Mi relación con el Señor desde la operación ha cambiado. La experiencia de sanación me ha enseñado a vivir en una actitud de agradecimiento. De alabanza y adoración. Me brota con más facilidad alabarlo y agradecerle el que me haya dado la tercera oportunidad. Ciertamente el Señor sostiene mi vida. Y todo inmerecidamente por puro amor. De lo profundo de mi corazón me nace corresponder a tanto amor, aunque sé que él no necesita mi correspondencia pues su amor es gratuito. Pero sí encuentro una manera de hacerlo, y es por medio de mis hermanas que son imagen suya.
Y por último el sufrimiento me ha ayudado a solidarizarme con el sufrimiento de la humanidad. Nuestro sufrimiento compartido por millones y millones de seres humanos, es de un valor incalculable aunque a veces no lo entendamos. Trataba de unir cada mañana mi dolor al Crucificado, y allí, en la cruz, me encontraba con mis hermanos/as dolientes.
Ha pasado un año desde que ponía por escrito mi experiencia. Mi hígado ha funcionado perfectamente desde el primer día. No he tenido ningún problema con él.
No sé si este hígado que me dio la vida era de hombre o mujer, ni siquiera esto me lo dijeron. No importa, no tengo problema con el género. No sé por qué intuí que se trataba de un varón. Y le bauticé con el nombre de Juan, que significa “regalo de Dios” cariñosamente le llamo Jon. Tenemos una relación estupenda. Hablamos todos los días. Castamente somos uno. Yo vivo por él y él sigue viviendo en mi cuerpo, participando de todos mis sentimientos, vivencias. Me siento habitada doblemente, por el Dios bueno y por el bueno de Jon que ha sido verdaderamente un regalo del cielo.

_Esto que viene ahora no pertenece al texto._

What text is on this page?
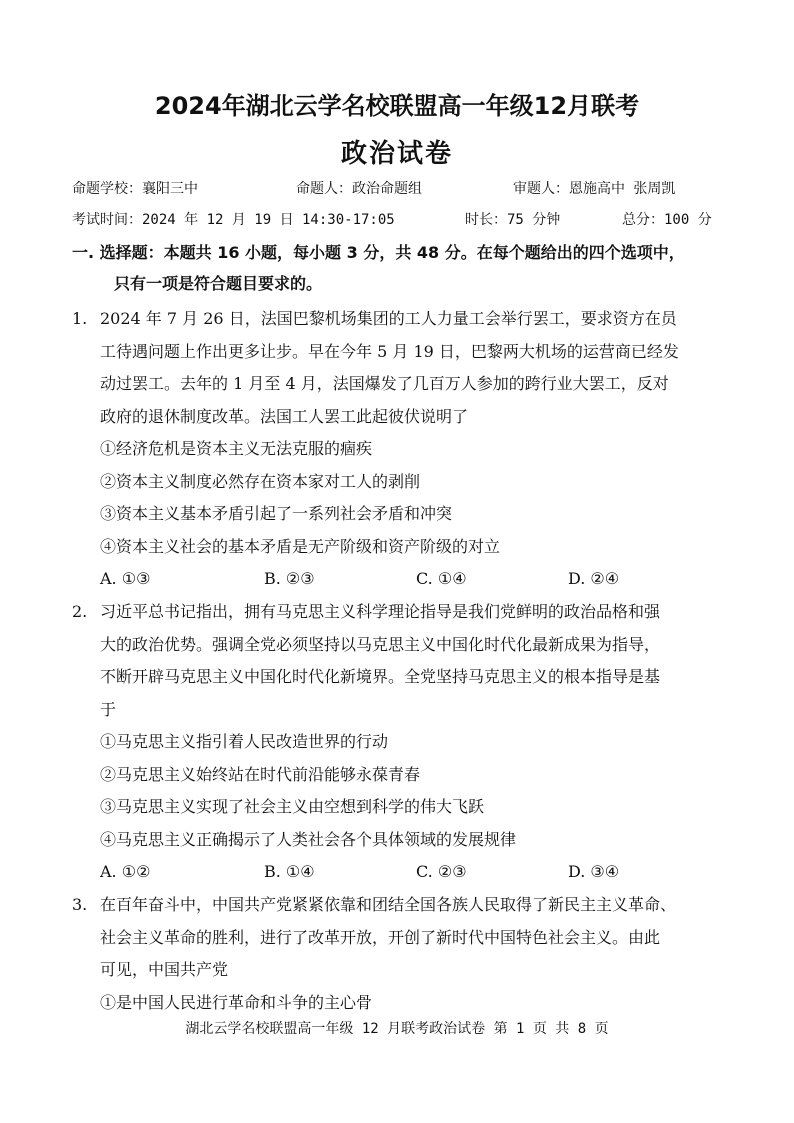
2024年湖北云学名校联盟高一年级12月联考
政治试卷
命题学校：襄阳三中	命题人：政治命题组	审题人：恩施高中 张周凯
考试时间：2024 年 12 月 19 日 14:30-17:05	时长：75 分钟	总分：100 分
一. 选择题：本题共 16 小题，每小题 3 分，共 48 分。在每个题给出的四个选项中，
只有一项是符合题目要求的。
1. 2024 年 7 月 26 日，法国巴黎机场集团的工人力量工会举行罢工，要求资方在员
工待遇问题上作出更多让步。早在今年 5 月 19 日，巴黎两大机场的运营商已经发
动过罢工。去年的 1 月至 4 月，法国爆发了几百万人参加的跨行业大罢工，反对
政府的退休制度改革。法国工人罢工此起彼伏说明了
①经济危机是资本主义无法克服的痼疾
②资本主义制度必然存在资本家对工人的剥削
③资本主义基本矛盾引起了一系列社会矛盾和冲突
④资本主义社会的基本矛盾是无产阶级和资产阶级的对立
A. ①③	B. ②③	C. ①④	D. ②④
2. 习近平总书记指出，拥有马克思主义科学理论指导是我们党鲜明的政治品格和强
大的政治优势。强调全党必须坚持以马克思主义中国化时代化最新成果为指导，
不断开辟马克思主义中国化时代化新境界。全党坚持马克思主义的根本指导是基
于
①马克思主义指引着人民改造世界的行动
②马克思主义始终站在时代前沿能够永葆青春
③马克思主义实现了社会主义由空想到科学的伟大飞跃
④马克思主义正确揭示了人类社会各个具体领域的发展规律
A. ①②	B. ①④	C. ②③	D. ③④
3. 在百年奋斗中，中国共产党紧紧依靠和团结全国各族人民取得了新民主主义革命、
社会主义革命的胜利，进行了改革开放，开创了新时代中国特色社会主义。由此
可见，中国共产党
①是中国人民进行革命和斗争的主心骨
湖北云学名校联盟高一年级 12 月联考政治试卷 第 1 页 共 8 页
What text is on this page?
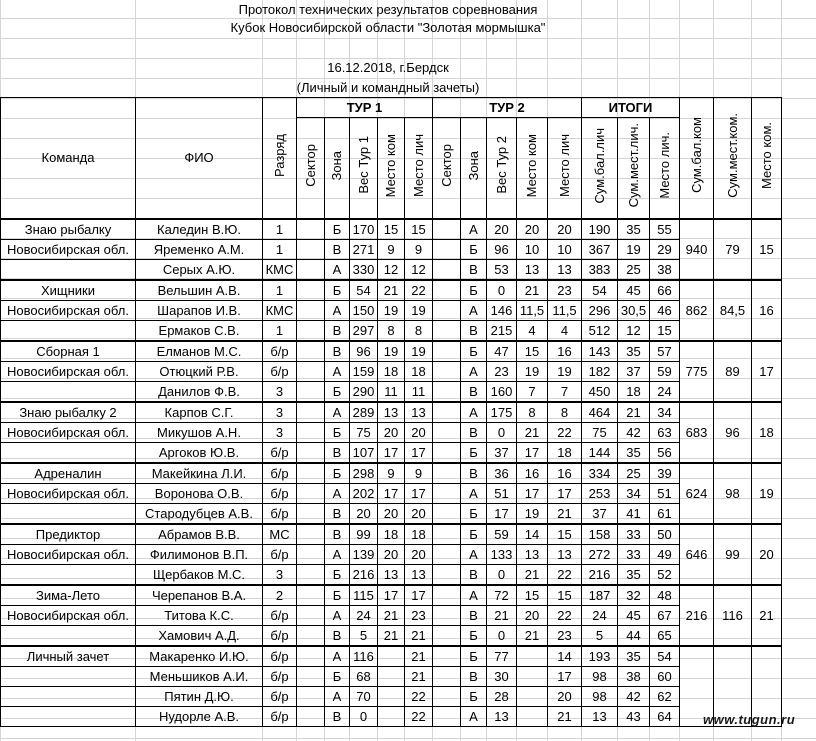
Протокол технических результатов соревнования
Кубок Новосибирской области "Золотая мормышка"
16.12.2018, г.Бердск
(Личный и командный зачеты)
Команда	ФИО	Разряд	ТУР 1					ТУР 2					ИТОГИ			Сум.бал.ком	Сум.мест.ком.	Место ком.
			Сектор	Зона	Вес Тур 1	Место ком	Место лич	Сектор	Зона	Вес Тур 2	Место ком	Место лич	Сум.бал.лич	Сум.мест.лич.	Место лич.			
Знаю рыбалку	Каледин В.Ю.	1		Б	170	15	15		А	20	20	20	190	35	55	940	79	15
Новосибирская обл.	Яременко А.М.	1		В	271	9	9		Б	96	10	10	367	19	29			
	Серых А.Ю.	КМС		А	330	12	12		В	53	13	13	383	25	38			
Хищники	Вельшин А.В.	1		Б	54	21	22		Б	0	21	23	54	45	66	862	84,5	16
Новосибирская обл.	Шарапов И.В.	КМС		А	150	19	19		А	146	11,5	11,5	296	30,5	46			
	Ермаков С.В.	1		В	297	8	8		В	215	4	4	512	12	15			
Сборная 1	Елманов М.С.	б/р		В	96	19	19		Б	47	15	16	143	35	57	775	89	17
Новосибирская обл.	Отюцкий Р.В.	б/р		А	159	18	18		А	23	19	19	182	37	59			
	Данилов Ф.В.	3		Б	290	11	11		В	160	7	7	450	18	24			
Знаю рыбалку 2	Карпов С.Г.	3		А	289	13	13		А	175	8	8	464	21	34	683	96	18
Новосибирская обл.	Микушов А.Н.	3		Б	75	20	20		В	0	21	22	75	42	63			
	Аргоков Ю.В.	б/р		В	107	17	17		Б	37	17	18	144	35	56			
Адреналин	Макейкина Л.И.	б/р		Б	298	9	9		В	36	16	16	334	25	39	624	98	19
Новосибирская обл.	Воронова О.В.	б/р		А	202	17	17		А	51	17	17	253	34	51			
	Стародубцев А.В.	б/р		В	20	20	20		Б	17	19	21	37	41	61			
Предиктор	Абрамов В.В.	МС		В	99	18	18		Б	59	14	15	158	33	50	646	99	20
Новосибирская обл.	Филимонов В.П.	б/р		А	139	20	20		А	133	13	13	272	33	49			
	Щербаков М.С.	3		Б	216	13	13		В	0	21	22	216	35	52			
Зима-Лето	Черепанов В.А.	2		Б	115	17	17		А	72	15	15	187	32	48	216	116	21
Новосибирская обл.	Титова К.С.	б/р		А	24	21	23		В	21	20	22	24	45	67			
	Хамович А.Д.	б/р		В	5	21	21		Б	0	21	23	5	44	65			
Личный зачет	Макаренко И.Ю.	б/р		А	116		21		Б	77		14	193	35	54			
	Меньшиков А.И.	б/р		Б	68		21		В	30		17	98	38	60			
	Пятин Д.Ю.	б/р		А	70		22		Б	28		20	98	42	62			
	Нудорле А.В.	б/р		В	0		22		А	13		21	13	43	64			www.tugun.ru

A partir de los tres meses de la operación comencé a hacer una vida normal, me incorporé a la vida de la comunidad. Sigo acompañando a mis hermanas, sirviéndolas, caminando con ellas hacia Dios. Ellas tuvieron mucha paciencia conmigo, supieron esperar.
Sin embargo me ha quedado un estigma, una herida luminosa que me sirve de constante memoria del amor que Dios ha tenido conmigo. En la cirugía afectaron un nervio y me ha generado un dolor neuropático muy molesto. Continuamente me acompaña, me resta mucha energía. Una se da cuenta de que en este mundo nunca se encuentra la felicidad, que nunca está todo completo.
Y aquí sigo, luchando por encontrar algo que solucione el dolor originado, pues Dios no quiere que suframos, tratando de convivir con esta molestia, tratando también de alimentarme de esa experiencia que tuve tan grande del amor y la misericordia de Dios en mis dos renacimientos.
El dolor es un Misterio y como misterio muy difícil de penetrar. Hay que acercarse a él como a la zarza ardiendo: con los pies descalzos, con respeto y pudor, con delicadeza y realismo, sintiendo nuestra debilidad como algo propio. No vale decir cosas hermosas. El dolor es muy duro. Lo que sí creo es que el dolor, unido a Cristo, es redentor.